Le Technical Data Package (TDP) est la pierre angulaire du maintien en condition opérationnelle dans le domaine de la défense. Chaque composant d’un aéronef, véhicule ou plateforme militaire devrait en disposer : un ensemble complet de données techniques — plans, spécifications, désignations des matériaux, tolérances — permettant de reproduire le composant conformément à sa conception d’origine.

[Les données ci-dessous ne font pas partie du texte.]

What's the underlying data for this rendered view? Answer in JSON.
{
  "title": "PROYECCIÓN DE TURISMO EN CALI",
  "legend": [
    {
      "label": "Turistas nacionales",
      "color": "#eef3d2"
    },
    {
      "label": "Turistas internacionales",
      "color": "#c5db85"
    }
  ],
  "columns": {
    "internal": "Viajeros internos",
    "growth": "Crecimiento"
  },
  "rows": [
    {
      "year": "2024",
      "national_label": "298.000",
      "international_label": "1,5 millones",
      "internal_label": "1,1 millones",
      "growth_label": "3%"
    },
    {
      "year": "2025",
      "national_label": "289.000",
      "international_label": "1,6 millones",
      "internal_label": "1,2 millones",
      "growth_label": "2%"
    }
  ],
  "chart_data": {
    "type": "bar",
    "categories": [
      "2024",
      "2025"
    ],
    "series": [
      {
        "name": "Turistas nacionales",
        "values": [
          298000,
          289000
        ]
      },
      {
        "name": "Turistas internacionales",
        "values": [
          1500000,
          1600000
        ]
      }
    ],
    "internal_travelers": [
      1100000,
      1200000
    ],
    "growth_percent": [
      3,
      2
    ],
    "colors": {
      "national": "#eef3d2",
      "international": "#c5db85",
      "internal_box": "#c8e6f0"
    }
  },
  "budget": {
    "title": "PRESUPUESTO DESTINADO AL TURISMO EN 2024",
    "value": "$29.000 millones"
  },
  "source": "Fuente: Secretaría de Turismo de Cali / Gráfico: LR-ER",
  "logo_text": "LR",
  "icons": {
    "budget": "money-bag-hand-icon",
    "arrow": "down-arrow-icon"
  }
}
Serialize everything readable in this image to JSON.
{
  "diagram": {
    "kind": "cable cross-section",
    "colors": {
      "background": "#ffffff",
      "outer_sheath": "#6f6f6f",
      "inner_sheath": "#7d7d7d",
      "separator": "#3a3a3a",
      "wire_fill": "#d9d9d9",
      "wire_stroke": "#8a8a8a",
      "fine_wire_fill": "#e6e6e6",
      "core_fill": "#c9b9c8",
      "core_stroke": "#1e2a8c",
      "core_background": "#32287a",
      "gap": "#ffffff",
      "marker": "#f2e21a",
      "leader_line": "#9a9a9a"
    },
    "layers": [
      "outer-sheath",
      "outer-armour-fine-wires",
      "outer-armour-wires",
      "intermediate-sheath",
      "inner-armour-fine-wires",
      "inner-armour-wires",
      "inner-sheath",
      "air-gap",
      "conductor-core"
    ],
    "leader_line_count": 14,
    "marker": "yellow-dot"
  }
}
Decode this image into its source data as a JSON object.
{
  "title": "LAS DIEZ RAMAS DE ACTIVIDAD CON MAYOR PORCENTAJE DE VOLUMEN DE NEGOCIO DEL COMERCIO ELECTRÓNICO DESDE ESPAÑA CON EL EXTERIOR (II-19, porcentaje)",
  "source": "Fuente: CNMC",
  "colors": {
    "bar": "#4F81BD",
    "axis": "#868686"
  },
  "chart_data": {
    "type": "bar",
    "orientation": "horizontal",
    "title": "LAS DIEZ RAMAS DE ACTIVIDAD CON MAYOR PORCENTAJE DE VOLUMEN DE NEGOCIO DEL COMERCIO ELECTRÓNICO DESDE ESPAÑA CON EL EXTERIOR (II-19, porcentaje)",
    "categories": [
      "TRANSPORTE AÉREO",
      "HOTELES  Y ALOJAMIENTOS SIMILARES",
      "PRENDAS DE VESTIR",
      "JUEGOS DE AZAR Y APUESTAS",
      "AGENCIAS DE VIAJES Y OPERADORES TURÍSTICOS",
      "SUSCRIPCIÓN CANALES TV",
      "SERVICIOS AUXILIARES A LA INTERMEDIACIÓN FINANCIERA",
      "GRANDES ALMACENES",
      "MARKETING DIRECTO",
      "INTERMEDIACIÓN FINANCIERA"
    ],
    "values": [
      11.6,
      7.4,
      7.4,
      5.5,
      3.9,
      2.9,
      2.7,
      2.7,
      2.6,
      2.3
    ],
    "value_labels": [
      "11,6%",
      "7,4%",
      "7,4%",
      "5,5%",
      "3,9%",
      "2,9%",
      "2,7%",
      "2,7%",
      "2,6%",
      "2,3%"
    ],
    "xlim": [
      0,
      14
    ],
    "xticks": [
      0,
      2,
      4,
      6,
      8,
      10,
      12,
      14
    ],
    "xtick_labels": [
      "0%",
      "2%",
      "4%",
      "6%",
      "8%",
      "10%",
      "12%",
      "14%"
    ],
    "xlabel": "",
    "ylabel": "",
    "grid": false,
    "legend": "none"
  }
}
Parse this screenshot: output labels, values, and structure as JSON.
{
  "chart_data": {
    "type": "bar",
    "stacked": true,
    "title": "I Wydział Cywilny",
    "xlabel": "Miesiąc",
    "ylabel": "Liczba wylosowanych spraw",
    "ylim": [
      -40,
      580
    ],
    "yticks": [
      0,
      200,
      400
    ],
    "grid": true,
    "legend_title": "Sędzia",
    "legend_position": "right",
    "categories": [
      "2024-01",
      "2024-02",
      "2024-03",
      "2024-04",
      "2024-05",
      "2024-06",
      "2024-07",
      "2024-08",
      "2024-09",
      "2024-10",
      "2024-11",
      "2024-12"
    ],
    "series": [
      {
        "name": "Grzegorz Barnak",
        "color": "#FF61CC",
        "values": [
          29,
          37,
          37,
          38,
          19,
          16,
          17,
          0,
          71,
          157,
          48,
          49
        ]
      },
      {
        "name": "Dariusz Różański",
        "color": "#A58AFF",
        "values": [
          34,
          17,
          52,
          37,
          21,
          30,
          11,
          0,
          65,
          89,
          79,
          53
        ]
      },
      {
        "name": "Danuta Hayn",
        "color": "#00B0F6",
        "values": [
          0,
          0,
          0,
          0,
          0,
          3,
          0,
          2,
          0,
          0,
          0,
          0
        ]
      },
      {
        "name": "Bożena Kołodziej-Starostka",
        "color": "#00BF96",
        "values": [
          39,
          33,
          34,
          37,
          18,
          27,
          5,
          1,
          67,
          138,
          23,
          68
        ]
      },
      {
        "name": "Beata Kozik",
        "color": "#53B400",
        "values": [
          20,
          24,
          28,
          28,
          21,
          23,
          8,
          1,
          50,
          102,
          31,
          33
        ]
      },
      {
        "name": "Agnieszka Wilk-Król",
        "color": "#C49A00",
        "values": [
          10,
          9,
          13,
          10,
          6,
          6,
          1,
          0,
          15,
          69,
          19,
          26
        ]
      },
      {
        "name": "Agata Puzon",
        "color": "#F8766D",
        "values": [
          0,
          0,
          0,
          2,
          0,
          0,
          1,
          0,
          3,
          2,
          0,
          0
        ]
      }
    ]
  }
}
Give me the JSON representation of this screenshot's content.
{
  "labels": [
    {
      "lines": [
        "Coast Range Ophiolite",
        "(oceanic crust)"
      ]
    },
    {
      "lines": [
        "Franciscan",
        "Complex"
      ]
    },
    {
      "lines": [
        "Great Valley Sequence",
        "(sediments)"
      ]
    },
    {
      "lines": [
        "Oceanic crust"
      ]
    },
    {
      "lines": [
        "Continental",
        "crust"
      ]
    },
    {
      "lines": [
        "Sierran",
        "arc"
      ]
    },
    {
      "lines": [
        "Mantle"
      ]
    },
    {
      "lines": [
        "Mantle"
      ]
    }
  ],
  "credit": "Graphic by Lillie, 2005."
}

En réalité, le TDP est souvent incomplet, réservé au fabricant initial, soumis à un niveau de classification limitant l’accès, ou jamais élaboré dans un format compatible avec les outils d’ingénierie modernes.
Ce défi, bien connu et croissant, reflète un écart toujours plus grand entre la documentation disponible et celle nécessaire aux ingénieurs de maintenance. Le parc de plateformes héritées augmente, avec des aéronefs utilisés bien au-delà de leur durée de vie initiale et des véhicules maintenus à travers plusieurs cycles de modernisation.
La conséquence est que les techniciens et ingénieurs sont fréquemment confrontés à des pièces sans modèle numérique exploitable. La réponse, comme depuis des décennies, repose sur l’ingénierie inverse manuelle.
Le coût de pallier l’absence de TDP
L’ingénierie inverse manuelle d’un seul composant implique prise de mesures, croquis, reconstruction assistée par ordinateur (CAO), et bien plus encore. Même dans des conditions idéales, cette opération peut durer plusieurs heures. Dans un programme de maintenance au niveau dépôt gérant des centaines de pièces avec des données techniques dégradées ou manquantes, les coûts s’accumulent rapidement.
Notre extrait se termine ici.